Update as of 2024/2/22:
The draft MR is moving along, however we are discussing blockers regarding how to handle publicly publishing AMIs for GRIT and ensuring we follow best practices. It appears our runner group's AWS account has public publishing disabled by default. Part of our discussion is whether we should publishing in a new or different AWS account or enable the ability in our current account.
Update as of 2024/3/6:
We have a new AWS account, runner-grit-images, to be used for GRIT image distribution. @dbickford, @josephburnett, and @tmaczukin are admins. We are now finalizing and fielding feedback on the design, discussion thread here.
Update as of 2024/5/7:
Health status: Needs attention
What's left to be done: final testing of the pipeline and final configurations can move forward now that blocking issues have been cleared:
- Include Go components to ci image reduce pipeline execution time
- GRIT e2e main is broken
- GRIT docker autoscaler example fails to create route table with Error: RouteAlreadyExists
What's blocking: Potential blocker could be if publishing publicly does not behave as we expect.
Update as of 2024/5/9:
Health status: At Risk
What's left to be done: Followup/final touches MRs are in progress/review:
- gitlab-org/ci-cd/shared-runners/images/aws/grit-images!3 (merged)
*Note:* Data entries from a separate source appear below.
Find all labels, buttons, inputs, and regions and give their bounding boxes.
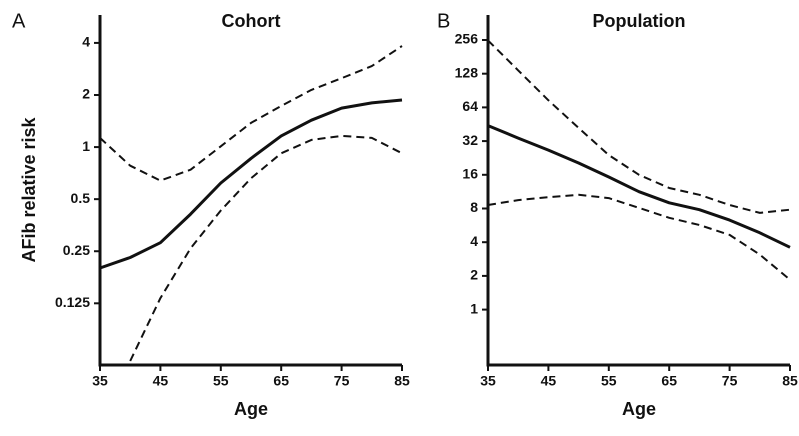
x-tick-label: 55	[601, 373, 617, 389]
y-tick-label: 16	[462, 165, 478, 181]
panel-label: A	[12, 10, 26, 32]
y-tick-label: 0.5	[71, 190, 91, 206]
ci-line	[487, 39, 791, 214]
y-tick-label: 1	[82, 138, 90, 154]
y-tick-label: 128	[455, 64, 479, 80]
x-tick-label: 35	[480, 373, 496, 389]
y-tick-label: 2	[82, 86, 90, 102]
y-tick-label: 2	[470, 267, 478, 283]
y-tick-label: 8	[470, 199, 478, 215]
x-tick-label: 45	[153, 373, 169, 389]
ci-line	[129, 134, 403, 362]
ci-line	[99, 45, 403, 182]
x-tick-label: 55	[213, 373, 229, 389]
x-tick-label: 85	[394, 373, 410, 389]
x-tick-label: 85	[782, 373, 798, 389]
y-tick-label: 32	[462, 132, 478, 148]
y-axis-label: AFib relative risk	[19, 116, 39, 262]
y-tick-label: 64	[462, 98, 478, 114]
x-tick-label: 45	[541, 373, 557, 389]
y-tick-label: 0.125	[55, 294, 90, 310]
x-tick-label: 75	[722, 373, 738, 389]
y-tick-label: 0.25	[63, 242, 90, 258]
y-tick-label: 1	[470, 300, 478, 316]
estimate-line	[99, 98, 403, 270]
chart-title: Population	[593, 11, 686, 31]
x-axis-label: Age	[622, 399, 656, 419]
x-tick-label: 65	[661, 373, 677, 389]
chart-title: Cohort	[222, 11, 281, 31]
x-tick-label: 65	[273, 373, 289, 389]
x-axis-label: Age	[234, 399, 268, 419]
estimate-line	[487, 124, 791, 249]
y-tick-label: 256	[455, 31, 479, 47]
x-tick-label: 75	[334, 373, 350, 389]
ci-line	[487, 193, 791, 281]
panel-label: B	[437, 10, 450, 32]
x-tick-label: 35	[92, 373, 108, 389]
y-tick-label: 4	[470, 233, 478, 249]
y-tick-label: 4	[82, 34, 90, 50]
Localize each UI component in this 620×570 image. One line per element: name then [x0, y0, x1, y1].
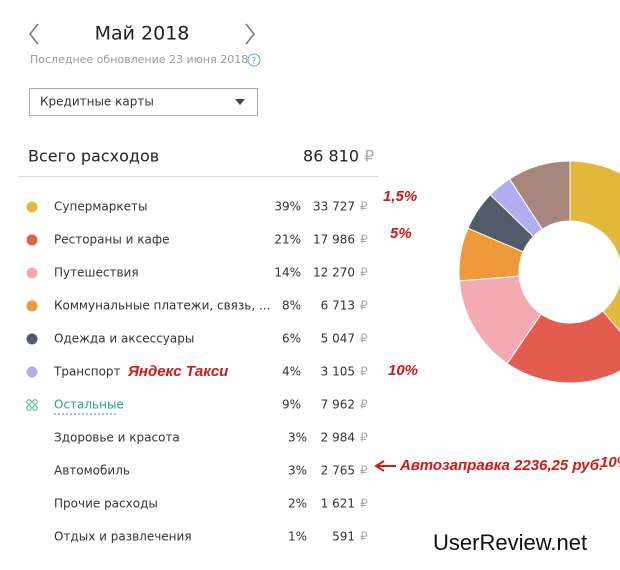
currency: ₽ [360, 398, 368, 412]
category-name: Прочие расходы [54, 497, 158, 511]
currency: ₽ [360, 431, 368, 445]
arrow [374, 460, 396, 472]
amount: 12 270 [313, 266, 355, 280]
donut-segment [489, 178, 543, 238]
currency: ₽ [360, 266, 368, 280]
total-amount: 86 810 [303, 147, 359, 166]
category-name: Одежда и аксессуары [54, 332, 194, 346]
donut-segment [569, 160, 620, 333]
percent: 4% [282, 365, 301, 379]
help-icon[interactable] [247, 53, 261, 67]
total-currency: ₽ [364, 147, 374, 166]
percent: 3% [288, 464, 307, 478]
amount: 33 727 [313, 200, 355, 214]
others-icon [26, 399, 32, 405]
percent: 3% [288, 431, 307, 445]
percent: 9% [282, 398, 301, 412]
amount: 7 962 [321, 398, 355, 412]
legend-dot [26, 300, 38, 312]
month: Май 2018 [95, 23, 190, 45]
dropdown-label: Кредитные карты [40, 95, 154, 109]
percent: 8% [282, 299, 301, 313]
amount: 17 986 [313, 233, 355, 247]
amount: 5 047 [321, 332, 355, 346]
category-name: Коммунальные платежи, связь, ... [54, 299, 270, 313]
prev-month[interactable] [29, 23, 39, 45]
donut-segment [506, 310, 620, 384]
watermark: UserReview.net [433, 530, 587, 555]
category-name: Транспорт [53, 365, 121, 379]
next-month[interactable] [245, 23, 255, 45]
legend-dot [26, 234, 38, 246]
currency: ₽ [360, 365, 368, 379]
donut-segment [458, 227, 524, 282]
amount: 1 621 [321, 497, 355, 511]
total-label: Всего расходов [28, 147, 159, 166]
category-name: Рестораны и кафе [54, 233, 170, 247]
currency: ₽ [360, 497, 368, 511]
amount: 591 [332, 530, 355, 544]
category-name: Путешествия [54, 266, 139, 280]
percent: 2% [288, 497, 307, 511]
annotation: Автозаправка 2236,25 руб. [399, 457, 603, 474]
donut-segment [458, 275, 542, 365]
category-name[interactable]: Остальные [54, 398, 124, 412]
annotation: 5% [390, 225, 412, 242]
annotation: 1,5% [383, 188, 417, 205]
amount: 3 105 [321, 365, 355, 379]
category-name: Автомобиль [54, 464, 130, 478]
category-name: Отдых и развлечения [54, 530, 192, 544]
donut-segment [467, 194, 535, 253]
currency: ₽ [360, 332, 368, 346]
amount: 6 713 [321, 299, 355, 313]
dropdown-arrow [235, 99, 245, 105]
legend-dot [26, 366, 38, 378]
annotation: 10% [600, 454, 620, 471]
percent: 6% [282, 332, 301, 346]
percent: 14% [274, 266, 301, 280]
category-name: Супермаркеты [54, 200, 147, 214]
currency: ₽ [360, 200, 368, 214]
others-icon [32, 405, 38, 411]
percent: 1% [288, 530, 307, 544]
others-icon [32, 399, 38, 405]
currency: ₽ [360, 530, 368, 544]
currency: ₽ [360, 464, 368, 478]
percent: 21% [274, 233, 301, 247]
updated: Последнее обновление 23 июня 2018 [30, 53, 248, 66]
annotation: Яндекс Такси [127, 363, 228, 380]
legend-dot [26, 333, 38, 345]
legend-dot [26, 201, 38, 213]
legend-dot [26, 267, 38, 279]
category-name: Здоровье и красота [54, 431, 180, 445]
currency: ₽ [360, 233, 368, 247]
others-icon [26, 405, 32, 411]
annotation: 10% [388, 362, 418, 379]
help-mark: ? [252, 57, 257, 67]
amount: 2 765 [321, 464, 355, 478]
amount: 2 984 [321, 431, 355, 445]
dropdown[interactable] [29, 88, 258, 116]
percent: 39% [274, 200, 301, 214]
currency: ₽ [360, 299, 368, 313]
- gitlab-org/ci-cd/shared-runners/images/aws/grit-images!4 (merged)
What's blocking: There is a docker daemon issue in the pipeline, currently troubleshooting. Also, potential blocker could be if publishing publicly does not behave as we expect.
Update as of 2024/5/22:
Health status: On track (moved to %17.1 )
What's left to be done: Followup/final touches MRs are awaiting reviews:
- gitlab-org/ci-cd/shared-runners/images/aws/grit-images!3 (merged)
- gitlab-org/ci-cd/shared-runners/images/aws/grit-images!4 (merged)
What's blocking: The previous docker daemon issue in the pipeline has been fixed. Potential blocker could still be if publishing publicly does not behave as we expect, we won't know until the above MRs are approved and we attempt to run the full pipeline.